Oguntoke O, Aboderin O J, Bankole A M
Department of Environmental Management and Toxicology, University of Agriculture, PMB 2240, Abeokuta, Ogun State, Nigeria.
Tanzan J Health Res. 2009 Oct;11(4):189-95. doi: 10.4314/thrb.v11i4.50174.

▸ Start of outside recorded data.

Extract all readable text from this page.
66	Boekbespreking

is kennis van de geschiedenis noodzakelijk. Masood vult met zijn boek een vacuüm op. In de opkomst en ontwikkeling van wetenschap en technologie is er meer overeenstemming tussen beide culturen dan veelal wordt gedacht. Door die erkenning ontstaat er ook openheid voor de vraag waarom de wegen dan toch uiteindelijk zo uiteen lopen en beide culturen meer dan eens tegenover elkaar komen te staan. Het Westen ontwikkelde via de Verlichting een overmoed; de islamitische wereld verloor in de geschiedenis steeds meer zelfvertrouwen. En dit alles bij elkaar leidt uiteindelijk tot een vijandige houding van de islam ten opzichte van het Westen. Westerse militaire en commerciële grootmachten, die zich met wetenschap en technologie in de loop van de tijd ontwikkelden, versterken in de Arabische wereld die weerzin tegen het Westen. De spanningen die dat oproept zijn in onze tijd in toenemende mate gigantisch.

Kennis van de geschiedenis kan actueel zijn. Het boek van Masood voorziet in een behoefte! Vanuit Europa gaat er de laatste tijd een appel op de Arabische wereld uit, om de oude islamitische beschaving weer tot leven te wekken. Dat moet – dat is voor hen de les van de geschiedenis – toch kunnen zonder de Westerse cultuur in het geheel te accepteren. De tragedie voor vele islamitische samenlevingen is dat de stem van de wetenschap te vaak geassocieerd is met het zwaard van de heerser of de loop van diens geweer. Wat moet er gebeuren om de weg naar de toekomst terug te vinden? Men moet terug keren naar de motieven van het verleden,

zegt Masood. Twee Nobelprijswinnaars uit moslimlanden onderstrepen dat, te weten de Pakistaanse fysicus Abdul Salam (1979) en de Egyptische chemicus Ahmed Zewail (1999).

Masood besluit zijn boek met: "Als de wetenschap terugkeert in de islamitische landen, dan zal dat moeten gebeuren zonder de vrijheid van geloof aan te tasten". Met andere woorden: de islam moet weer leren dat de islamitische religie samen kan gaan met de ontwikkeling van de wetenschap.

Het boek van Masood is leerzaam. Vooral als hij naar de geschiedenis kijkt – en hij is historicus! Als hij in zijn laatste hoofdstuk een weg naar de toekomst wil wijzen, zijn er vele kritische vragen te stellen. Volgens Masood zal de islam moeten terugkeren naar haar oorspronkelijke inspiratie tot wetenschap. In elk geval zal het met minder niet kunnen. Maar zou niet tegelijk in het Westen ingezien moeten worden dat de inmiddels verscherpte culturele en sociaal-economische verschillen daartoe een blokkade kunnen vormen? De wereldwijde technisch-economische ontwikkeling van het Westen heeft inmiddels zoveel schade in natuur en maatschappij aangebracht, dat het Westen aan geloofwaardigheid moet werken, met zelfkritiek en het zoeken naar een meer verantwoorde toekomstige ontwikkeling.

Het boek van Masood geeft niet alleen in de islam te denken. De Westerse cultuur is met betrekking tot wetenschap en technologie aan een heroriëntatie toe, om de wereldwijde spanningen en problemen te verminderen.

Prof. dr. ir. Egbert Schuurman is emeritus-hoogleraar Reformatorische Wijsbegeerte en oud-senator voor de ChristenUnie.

Occurrence of diarrhoea and other water-borne diseases in cities of developing countries has been on the increase over the decades largely due to unsafe water, inadequate sanitation and poor hygiene among human population. This study examined the relationship between the spatial pattern of water-borne diseases vis-a-vis water quality in parts of Ibadan City in Nigeria. Data on 1334 cases of various water-borne diseases was collected from eight public hospitals with catchments covering the study area. Three areas with relatively high incidence of water-borne diseases and another three areas with relatively low incidence were selected for water sampling and household survey. Water samples from rains, wells, and borehole were collected for physical and bacteriological analyses. A well structured questionnaire was administered to 350 residents of the selected areas to elicit information on water sourcing, handling and storage. Analysis of hospital records showed significant difference in the occurrence of water-borne diseases among residential areas (P < 0.05). Typhoid fever had the highest occurrence (39.3%) followed by bacillary dysentery and cholera. About 45% of water-borne diseases were reported in July to September. The majority (77.1%) of the respondents depended on wells as major source of domestic water. Faecal coliform contamination of water samples ranged between 0.1 x 10(4) and 1.8 x 10(4) CFU ml(-1). Furthermore, 18% of rain water and 23.6% of well water samples were positive to Vibrio cholerae, Salmonella typhi and Shigella dysenteriae. Potash alum application for domestic water treatment accounted for 68.6% explanation of waterborne diseases morbidity pattern in the study area (P < 0.05). Provision of adequate potable water remains the most important tool for preventing water-borne diseases in the study area.
几十年来,发展中国家城市中腹泻及其他水源性疾病的发生率一直在上升,这主要是由于不安全的饮用水、卫生设施不足以及人群卫生习惯差。本研究调查了尼日利亚伊巴丹市部分地区水源性疾病的空间分布模式与水质之间的关系。从八家公立医院收集了1334例各种水源性疾病的数据,这些医院的集水区覆盖了研究区域。选择了三个水源性疾病发病率相对较高的地区和另外三个发病率相对较低的地区进行水样采集和家庭调查。采集了雨水、井水和钻孔水的样本进行物理和细菌学分析。对选定地区的350名居民进行了一份结构良好的问卷调查,以获取有关水的获取、处理和储存的信息。医院记录分析显示,不同居民区水源性疾病的发生率存在显著差异(P < 0.05)。伤寒热的发生率最高(39.3%),其次是细菌性痢疾和霍乱。约45%的水源性疾病报告发生在7月至9月。大多数(77.1%)受访者依赖井水作为家庭用水的主要来源。水样中的粪大肠菌群污染范围在0.1×10⁴至1.8×10⁴ CFU ml⁻¹之间。此外,18%的雨水样本和23.6%的井水样本对霍乱弧菌、伤寒沙门氏菌和痢疾志贺氏菌呈阳性。在研究区域,使用明矾处理家庭用水可解释68.6%的水源性疾病发病模式(P < 0.05)。提供充足的饮用水仍然是研究区域预防水源性疾病的最重要手段。